If the FA genuinely wants to unite players and supporters in opposition to racism, then why not meet the fans where they are? There are clearly ways to express support for the cause that would be welcomed.
There are some who would argue that division is the point; people need to be challenged to shake them out of their complacency. This seems tactically unwise, but it is also a fine example of the trend in British life towards ‘total politics’, the disappearance of places that are not subject to the creeping empire of the political. As strange as it might be for a political writer to say, we do need places where we aren’t continually focusing on political issues, because that space allows us to carve out common ground and coexist without constantly being reminded of our differences. The best way to love your neighbour who believes the country should be fundamentally different is to know them first as a fellow human being.

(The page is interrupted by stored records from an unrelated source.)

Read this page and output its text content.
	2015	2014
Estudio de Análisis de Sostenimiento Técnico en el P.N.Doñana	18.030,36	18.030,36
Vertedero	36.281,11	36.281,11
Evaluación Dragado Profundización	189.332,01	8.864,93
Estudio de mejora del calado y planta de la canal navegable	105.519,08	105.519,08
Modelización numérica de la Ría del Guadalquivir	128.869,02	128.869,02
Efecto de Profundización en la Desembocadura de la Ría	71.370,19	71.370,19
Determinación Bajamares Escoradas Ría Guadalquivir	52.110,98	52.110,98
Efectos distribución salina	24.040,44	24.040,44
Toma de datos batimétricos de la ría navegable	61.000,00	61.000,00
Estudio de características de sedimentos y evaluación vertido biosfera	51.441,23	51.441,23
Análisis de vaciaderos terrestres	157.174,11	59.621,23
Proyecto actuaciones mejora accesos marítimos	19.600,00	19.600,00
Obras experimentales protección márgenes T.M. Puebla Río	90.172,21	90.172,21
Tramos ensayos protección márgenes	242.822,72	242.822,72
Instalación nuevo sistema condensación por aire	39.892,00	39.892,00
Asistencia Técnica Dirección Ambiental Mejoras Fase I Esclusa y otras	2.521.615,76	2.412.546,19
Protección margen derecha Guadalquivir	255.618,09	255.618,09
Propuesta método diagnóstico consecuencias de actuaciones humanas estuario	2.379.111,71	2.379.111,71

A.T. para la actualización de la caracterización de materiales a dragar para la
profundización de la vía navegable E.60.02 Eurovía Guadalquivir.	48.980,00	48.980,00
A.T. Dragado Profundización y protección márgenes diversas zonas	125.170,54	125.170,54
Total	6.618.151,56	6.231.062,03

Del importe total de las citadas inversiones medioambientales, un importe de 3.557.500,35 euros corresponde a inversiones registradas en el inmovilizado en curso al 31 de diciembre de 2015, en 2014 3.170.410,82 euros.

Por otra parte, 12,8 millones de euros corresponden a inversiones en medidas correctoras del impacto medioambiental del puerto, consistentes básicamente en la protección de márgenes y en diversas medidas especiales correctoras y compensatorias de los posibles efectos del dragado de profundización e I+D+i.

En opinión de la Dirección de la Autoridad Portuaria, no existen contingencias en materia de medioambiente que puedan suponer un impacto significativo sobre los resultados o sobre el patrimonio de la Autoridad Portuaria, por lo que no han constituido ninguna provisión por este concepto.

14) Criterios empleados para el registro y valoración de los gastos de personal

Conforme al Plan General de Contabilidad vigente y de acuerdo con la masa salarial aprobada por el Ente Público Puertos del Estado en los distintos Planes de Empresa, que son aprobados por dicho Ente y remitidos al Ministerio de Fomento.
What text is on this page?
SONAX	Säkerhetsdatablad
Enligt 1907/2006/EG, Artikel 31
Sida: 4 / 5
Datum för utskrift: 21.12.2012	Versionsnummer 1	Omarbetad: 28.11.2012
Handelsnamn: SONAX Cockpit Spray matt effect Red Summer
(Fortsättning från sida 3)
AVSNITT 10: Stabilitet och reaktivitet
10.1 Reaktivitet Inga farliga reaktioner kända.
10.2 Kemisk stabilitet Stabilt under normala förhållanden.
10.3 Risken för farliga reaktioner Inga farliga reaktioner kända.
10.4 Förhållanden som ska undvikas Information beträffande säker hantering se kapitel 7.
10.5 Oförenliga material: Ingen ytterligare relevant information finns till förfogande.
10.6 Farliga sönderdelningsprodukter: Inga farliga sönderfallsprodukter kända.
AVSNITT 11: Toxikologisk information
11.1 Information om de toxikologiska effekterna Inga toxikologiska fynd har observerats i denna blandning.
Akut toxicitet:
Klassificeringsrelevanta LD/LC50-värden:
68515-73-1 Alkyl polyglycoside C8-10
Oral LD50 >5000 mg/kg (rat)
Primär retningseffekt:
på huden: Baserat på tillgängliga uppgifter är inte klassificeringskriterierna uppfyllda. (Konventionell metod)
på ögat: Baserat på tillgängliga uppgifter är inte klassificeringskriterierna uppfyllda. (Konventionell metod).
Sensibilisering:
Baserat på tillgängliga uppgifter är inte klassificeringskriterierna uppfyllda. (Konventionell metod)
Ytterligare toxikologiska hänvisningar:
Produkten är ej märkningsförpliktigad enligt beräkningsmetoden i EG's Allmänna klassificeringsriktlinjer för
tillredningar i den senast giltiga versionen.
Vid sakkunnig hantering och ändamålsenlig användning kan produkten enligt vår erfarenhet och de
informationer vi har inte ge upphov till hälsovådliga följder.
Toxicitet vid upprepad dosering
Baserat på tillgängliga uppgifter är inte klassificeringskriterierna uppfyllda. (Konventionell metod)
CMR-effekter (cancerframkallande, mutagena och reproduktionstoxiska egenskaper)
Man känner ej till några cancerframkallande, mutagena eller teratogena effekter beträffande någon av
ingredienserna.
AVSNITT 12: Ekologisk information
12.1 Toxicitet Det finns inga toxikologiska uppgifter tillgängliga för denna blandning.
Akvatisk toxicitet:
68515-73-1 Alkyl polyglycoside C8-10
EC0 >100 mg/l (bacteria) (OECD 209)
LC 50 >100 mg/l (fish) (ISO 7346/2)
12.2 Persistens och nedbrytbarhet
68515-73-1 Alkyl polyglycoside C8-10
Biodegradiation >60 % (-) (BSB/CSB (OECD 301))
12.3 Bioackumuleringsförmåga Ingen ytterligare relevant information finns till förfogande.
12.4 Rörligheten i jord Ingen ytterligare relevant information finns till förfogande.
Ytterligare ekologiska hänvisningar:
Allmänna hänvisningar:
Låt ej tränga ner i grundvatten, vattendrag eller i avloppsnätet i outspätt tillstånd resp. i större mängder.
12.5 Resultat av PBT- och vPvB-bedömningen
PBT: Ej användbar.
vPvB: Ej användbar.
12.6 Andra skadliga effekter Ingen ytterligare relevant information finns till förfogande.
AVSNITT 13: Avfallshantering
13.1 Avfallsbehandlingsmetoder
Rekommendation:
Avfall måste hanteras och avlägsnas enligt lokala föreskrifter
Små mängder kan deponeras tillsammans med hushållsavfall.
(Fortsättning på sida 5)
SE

That, however, is off the table. The England team clearly intends to keep kneeling, and the fans to clearly express their disapproval. Which leads me to wonder: what, exactly, is the endgame here? Is the FA going to announce one day that racism has finally been defeated, triggering an end to kneeling and partying in the streets? Of course not. But I’m not entirely sure how they expect to climb down from this pole. By making kneeling in the face of fan disapproval a point of principle, they’ve put themselves in a position where giving in will look like a sign of weakness. This leaves us with an equilibrium where England will keep kneeling to not back down, the fans will keep booing, and America will eventually move onto the next neurosis, leaving Britain imitating the imperial fashions of years past, as befits our status as a backwater.